Women, however, are expected to not only look conventionally attractive at all times, but also be well dressed, in a full face of makeup, with perfectly styled hair. Do all this, and you’re mocked for being an e-thot or a titty streamer, your achievements dismissed on account of your gender. Fail to do this and you’re reviled. There’s a page on Reddit dedicated entirely to tracking Pokimane’s weight and analysing her clothing choices to account for this alleged weight gain - a perfectly normal biological phenomenon given she started at 17 and is now 26. Bodies tend to change in nine years.

This is not to say Dream deserves it, however. What knowledge I have of Dream does not include him insulting women, or anyone else for that matter, for their appearance. Even if he did, it’s saddening in another way that our first reaction to one of the best known content creators in gaming’s freshest form of media is just to say ‘haha ugly’.
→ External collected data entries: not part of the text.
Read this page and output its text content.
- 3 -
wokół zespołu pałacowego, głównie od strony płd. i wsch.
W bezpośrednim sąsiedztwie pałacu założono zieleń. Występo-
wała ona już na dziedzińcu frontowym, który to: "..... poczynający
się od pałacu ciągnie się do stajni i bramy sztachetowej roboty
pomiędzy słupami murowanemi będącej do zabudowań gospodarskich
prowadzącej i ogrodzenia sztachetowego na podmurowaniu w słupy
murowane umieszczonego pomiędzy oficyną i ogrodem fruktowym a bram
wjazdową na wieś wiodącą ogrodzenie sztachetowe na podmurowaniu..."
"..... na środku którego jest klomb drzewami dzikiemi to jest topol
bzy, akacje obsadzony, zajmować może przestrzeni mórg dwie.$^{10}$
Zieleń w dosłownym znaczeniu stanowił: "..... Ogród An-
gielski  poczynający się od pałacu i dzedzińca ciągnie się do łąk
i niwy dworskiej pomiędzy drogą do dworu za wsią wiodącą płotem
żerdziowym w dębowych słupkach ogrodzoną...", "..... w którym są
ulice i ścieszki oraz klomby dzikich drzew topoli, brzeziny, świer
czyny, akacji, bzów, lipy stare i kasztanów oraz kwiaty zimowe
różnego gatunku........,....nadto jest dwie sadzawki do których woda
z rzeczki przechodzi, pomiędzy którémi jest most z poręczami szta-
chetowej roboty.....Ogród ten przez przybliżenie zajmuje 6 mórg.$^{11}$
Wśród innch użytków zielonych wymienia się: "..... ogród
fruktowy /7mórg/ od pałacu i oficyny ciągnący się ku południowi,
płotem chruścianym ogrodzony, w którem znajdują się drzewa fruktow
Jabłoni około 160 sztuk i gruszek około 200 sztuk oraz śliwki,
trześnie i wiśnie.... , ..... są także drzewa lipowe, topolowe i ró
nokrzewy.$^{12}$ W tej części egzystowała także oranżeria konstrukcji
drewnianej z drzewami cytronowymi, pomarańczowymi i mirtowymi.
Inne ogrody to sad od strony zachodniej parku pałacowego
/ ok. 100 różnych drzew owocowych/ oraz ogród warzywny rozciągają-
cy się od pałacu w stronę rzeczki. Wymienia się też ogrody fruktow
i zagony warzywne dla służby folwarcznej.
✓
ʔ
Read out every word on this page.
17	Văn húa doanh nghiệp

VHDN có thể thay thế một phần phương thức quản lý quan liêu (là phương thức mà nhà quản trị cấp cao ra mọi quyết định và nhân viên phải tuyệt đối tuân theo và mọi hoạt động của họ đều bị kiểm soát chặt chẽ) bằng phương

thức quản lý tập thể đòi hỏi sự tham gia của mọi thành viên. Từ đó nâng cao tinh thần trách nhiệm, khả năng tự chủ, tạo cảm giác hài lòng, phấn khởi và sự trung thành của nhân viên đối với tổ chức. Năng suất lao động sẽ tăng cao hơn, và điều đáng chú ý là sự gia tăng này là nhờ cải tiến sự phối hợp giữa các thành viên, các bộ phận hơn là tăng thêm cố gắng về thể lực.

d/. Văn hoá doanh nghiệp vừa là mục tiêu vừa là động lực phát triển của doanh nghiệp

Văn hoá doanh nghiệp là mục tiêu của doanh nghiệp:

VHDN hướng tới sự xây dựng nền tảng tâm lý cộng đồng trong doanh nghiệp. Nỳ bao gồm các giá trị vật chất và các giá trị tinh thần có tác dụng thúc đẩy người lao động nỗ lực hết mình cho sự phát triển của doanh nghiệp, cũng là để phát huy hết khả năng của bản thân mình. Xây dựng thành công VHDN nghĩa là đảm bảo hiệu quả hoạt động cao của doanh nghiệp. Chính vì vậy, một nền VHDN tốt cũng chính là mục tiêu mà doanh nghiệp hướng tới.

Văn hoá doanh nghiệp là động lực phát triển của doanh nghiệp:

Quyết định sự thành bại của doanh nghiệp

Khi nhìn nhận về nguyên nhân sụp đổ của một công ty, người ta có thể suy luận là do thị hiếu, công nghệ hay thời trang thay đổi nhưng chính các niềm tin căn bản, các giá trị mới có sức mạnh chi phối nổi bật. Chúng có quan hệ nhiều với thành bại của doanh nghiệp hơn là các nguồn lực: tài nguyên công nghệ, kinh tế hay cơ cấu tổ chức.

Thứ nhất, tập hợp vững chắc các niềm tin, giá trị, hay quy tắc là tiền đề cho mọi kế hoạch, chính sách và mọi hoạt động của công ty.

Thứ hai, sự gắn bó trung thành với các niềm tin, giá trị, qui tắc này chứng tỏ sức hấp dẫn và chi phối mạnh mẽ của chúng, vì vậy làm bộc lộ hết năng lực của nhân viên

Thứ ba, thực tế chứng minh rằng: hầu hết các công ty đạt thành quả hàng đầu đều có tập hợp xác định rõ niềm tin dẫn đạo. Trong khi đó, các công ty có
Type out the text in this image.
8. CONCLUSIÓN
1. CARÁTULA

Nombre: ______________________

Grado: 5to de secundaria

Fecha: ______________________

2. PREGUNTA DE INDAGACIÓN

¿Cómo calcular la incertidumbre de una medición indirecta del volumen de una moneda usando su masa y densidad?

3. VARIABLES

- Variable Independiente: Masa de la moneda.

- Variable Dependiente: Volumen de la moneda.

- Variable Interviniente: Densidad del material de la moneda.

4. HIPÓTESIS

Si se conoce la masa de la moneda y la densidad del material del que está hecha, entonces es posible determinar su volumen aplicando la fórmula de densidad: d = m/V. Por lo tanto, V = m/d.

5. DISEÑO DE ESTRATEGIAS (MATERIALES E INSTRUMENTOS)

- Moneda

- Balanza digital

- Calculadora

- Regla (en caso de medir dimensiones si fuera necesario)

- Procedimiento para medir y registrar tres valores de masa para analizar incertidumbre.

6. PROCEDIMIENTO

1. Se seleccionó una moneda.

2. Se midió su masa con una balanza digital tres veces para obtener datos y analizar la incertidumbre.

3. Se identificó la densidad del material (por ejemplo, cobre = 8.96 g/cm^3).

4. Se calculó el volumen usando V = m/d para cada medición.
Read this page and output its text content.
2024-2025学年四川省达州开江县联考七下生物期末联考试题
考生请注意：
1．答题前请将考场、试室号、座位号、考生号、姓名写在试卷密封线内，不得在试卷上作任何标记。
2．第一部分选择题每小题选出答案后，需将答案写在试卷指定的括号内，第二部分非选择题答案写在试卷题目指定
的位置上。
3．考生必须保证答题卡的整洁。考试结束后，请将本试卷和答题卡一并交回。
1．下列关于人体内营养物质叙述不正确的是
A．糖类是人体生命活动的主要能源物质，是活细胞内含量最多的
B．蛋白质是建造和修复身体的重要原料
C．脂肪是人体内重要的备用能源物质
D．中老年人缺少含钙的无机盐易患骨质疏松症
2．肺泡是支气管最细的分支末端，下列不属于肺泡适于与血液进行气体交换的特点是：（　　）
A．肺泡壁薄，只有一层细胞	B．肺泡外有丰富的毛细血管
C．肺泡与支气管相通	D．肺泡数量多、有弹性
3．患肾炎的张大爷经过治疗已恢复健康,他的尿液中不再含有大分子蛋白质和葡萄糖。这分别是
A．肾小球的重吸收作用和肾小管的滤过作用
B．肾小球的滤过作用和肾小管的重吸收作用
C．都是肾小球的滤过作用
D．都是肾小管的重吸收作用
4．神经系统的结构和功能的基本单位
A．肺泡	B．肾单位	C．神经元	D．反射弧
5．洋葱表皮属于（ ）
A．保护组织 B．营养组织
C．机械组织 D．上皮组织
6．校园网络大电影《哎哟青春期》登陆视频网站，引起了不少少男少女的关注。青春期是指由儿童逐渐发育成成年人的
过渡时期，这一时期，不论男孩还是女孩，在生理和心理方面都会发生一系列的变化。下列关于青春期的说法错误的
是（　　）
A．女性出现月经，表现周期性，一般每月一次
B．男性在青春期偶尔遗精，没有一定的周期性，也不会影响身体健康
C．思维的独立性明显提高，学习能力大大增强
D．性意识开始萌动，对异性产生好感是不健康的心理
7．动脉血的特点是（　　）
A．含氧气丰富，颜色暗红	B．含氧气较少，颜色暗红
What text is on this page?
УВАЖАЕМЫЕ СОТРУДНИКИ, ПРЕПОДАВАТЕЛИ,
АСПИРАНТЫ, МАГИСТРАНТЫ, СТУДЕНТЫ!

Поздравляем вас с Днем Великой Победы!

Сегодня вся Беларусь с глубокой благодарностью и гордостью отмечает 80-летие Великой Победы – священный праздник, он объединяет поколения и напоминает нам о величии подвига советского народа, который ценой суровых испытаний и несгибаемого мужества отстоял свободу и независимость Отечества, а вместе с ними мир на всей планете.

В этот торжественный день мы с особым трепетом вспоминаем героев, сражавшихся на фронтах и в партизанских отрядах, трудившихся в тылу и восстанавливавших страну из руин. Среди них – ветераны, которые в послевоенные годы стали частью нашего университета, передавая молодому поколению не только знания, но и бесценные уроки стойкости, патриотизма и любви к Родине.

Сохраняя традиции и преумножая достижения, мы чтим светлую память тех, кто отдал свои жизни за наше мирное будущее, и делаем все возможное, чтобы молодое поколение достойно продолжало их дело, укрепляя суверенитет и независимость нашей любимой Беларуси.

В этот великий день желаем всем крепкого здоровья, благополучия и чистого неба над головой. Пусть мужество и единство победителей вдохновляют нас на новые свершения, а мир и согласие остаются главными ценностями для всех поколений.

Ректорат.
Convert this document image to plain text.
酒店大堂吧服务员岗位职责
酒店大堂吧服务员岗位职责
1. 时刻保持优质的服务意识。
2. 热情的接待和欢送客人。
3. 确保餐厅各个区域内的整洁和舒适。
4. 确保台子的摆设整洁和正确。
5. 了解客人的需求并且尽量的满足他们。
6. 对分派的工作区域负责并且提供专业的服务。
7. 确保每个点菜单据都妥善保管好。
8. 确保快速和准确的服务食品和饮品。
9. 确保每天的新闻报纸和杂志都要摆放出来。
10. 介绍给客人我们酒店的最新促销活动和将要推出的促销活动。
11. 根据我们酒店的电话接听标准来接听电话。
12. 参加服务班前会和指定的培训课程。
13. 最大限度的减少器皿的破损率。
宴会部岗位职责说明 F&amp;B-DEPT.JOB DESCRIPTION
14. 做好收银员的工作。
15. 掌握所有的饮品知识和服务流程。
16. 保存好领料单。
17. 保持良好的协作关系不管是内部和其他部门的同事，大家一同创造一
This, I fear, is the biggest obstacle content creators face. Gaming journalists are judged broadly for their work, which perhaps gives them more leverage for incisive critique, holding publishers to task, and breaking stories. Content creators are judged by their personality and appearance, so they constantly have to work the crowd. These younger audiences will help shake games media over the next decade, but Dream’s face reveal is proof that the content creation crowd still has some growing up to do.